The survey results show a significant decrease in the number of consumers who report buying from an unlicensed store – from 56% in 2018 to 17% in 2021, and 71% of consumers reported purchasing from licensed retailers. Findings suggest that most people in B.C. who choose to use cannabis are doing so responsibly.
“This comprehensive report gives us important information directly from people in British Columbia on their opinions and habits surrounding cannabis use,” said Mike Farnworth, Minister of Public Safety and Solicitor General. “From how it may impact their daily lives to perceptions around cannabis use and driving, it’s important for us to know this information so we can support a strong cannabis sector in B.C., while continuing to keep public health and safety the cornerstone of our policies.”
The 2021 B.C. Cannabis Use Survey follows up on an initial survey conducted in 2018 and is one of the first large-scale provincial studies assessing changes in cannabis behaviours and perceptions.
Results are representative of British Columbia’s population and provide information specific to each health authority and health service delivery area. BC Stats has developed an online application that enables further exploration of the findings.

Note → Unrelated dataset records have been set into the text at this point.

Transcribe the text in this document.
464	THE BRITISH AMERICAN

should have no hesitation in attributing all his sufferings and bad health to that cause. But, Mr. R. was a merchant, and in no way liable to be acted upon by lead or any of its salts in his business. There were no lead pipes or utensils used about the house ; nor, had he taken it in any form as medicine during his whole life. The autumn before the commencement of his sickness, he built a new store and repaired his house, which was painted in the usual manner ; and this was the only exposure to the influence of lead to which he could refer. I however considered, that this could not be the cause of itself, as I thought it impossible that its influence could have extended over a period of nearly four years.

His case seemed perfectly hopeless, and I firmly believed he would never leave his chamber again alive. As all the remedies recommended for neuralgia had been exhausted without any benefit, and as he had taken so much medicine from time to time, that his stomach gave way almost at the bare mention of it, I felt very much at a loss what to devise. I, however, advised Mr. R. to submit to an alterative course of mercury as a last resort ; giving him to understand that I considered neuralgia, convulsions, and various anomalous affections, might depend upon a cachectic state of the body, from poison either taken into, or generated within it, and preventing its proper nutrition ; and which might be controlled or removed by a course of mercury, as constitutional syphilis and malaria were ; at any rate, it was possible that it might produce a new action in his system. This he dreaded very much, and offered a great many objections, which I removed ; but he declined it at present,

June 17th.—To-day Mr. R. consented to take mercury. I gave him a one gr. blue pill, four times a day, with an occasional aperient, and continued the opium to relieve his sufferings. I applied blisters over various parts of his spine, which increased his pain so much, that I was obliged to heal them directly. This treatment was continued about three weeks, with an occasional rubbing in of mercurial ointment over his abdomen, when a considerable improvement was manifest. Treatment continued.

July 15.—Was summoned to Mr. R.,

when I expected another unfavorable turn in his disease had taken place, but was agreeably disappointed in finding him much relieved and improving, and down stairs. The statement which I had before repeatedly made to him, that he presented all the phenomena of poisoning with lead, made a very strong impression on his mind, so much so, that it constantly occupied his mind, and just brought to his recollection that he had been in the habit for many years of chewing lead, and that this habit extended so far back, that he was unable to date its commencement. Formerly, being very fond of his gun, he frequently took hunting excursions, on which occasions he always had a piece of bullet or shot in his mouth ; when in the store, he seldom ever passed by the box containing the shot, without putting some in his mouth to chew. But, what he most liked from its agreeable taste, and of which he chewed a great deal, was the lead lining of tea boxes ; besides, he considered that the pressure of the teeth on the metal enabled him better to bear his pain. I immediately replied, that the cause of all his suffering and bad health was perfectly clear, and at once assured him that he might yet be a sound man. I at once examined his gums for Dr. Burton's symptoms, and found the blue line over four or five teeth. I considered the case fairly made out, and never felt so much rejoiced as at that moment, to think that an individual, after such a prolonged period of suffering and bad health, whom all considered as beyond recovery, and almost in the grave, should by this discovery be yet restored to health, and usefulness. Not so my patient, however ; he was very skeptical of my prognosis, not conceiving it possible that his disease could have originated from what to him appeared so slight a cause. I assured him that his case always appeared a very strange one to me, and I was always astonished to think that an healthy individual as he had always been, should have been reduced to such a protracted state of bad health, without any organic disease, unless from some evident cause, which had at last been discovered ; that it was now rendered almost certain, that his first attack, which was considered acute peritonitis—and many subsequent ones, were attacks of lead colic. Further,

In 2021, 17% of people reported buying cannabis from a physical unlicensed store (down from 56% pre-legalization), and 9% bought from a dealer (down from 16% pre-legalization).

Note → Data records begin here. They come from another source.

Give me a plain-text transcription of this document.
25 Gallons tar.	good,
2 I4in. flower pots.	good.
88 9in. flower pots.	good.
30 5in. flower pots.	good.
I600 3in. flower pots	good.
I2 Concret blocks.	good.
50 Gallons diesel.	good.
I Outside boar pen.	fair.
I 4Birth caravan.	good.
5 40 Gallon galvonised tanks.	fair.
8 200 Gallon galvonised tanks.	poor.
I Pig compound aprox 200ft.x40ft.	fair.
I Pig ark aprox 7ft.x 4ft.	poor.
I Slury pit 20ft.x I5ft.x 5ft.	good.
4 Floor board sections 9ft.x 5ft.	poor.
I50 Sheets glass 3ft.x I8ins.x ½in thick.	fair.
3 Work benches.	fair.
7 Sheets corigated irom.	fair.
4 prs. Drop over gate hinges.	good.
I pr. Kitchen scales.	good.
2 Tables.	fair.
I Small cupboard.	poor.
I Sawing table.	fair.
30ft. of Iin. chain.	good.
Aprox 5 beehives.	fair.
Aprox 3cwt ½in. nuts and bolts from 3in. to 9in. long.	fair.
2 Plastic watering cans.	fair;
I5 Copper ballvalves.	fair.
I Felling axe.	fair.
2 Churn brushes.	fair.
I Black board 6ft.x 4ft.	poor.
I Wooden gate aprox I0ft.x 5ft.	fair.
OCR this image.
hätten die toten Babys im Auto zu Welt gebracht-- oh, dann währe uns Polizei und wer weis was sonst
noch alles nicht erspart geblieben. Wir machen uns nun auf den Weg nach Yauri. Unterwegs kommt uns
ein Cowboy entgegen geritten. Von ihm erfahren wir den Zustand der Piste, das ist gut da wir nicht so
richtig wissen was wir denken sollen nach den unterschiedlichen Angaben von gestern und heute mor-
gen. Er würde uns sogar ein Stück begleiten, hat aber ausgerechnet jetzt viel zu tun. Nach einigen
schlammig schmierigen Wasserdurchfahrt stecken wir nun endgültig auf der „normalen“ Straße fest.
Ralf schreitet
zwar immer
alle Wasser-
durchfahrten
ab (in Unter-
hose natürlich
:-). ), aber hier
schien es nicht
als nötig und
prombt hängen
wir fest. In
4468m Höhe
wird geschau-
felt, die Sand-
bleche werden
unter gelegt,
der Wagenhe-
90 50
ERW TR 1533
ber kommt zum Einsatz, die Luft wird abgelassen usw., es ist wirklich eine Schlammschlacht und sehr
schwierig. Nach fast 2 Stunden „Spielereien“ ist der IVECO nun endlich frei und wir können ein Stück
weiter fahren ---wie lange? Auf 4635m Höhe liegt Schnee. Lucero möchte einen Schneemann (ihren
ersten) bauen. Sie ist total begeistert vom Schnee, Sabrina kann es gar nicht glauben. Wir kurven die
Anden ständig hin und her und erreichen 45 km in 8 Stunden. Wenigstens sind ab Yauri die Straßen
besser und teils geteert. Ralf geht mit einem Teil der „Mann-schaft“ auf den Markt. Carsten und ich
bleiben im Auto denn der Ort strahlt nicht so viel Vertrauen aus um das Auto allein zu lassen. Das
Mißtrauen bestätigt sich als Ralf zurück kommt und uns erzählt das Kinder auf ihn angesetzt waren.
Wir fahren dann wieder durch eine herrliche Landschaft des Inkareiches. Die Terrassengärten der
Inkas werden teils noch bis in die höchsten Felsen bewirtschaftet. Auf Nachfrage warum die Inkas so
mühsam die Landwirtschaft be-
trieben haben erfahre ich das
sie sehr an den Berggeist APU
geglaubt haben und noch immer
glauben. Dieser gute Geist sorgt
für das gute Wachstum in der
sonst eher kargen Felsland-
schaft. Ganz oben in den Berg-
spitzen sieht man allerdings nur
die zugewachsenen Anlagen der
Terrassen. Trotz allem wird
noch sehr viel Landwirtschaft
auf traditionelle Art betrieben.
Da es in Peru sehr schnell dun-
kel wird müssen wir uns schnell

There has been a decrease in self-reported driving after cannabis use since 2018 (from 28% to 15%).
Since legalization, the prevalence of cannabis use in B.C. has increased four percentage points (from 28% to 32%).
Ingestible methods of cannabis use (e.g., edibles, beverages, oils, tinctures) and vaping products have become more popular since legalization.
Smoking dried flower has become less prevalent, although smoking is still the most popular method of use.
Nearly 25,000 people living in British Columbia participated in the survey.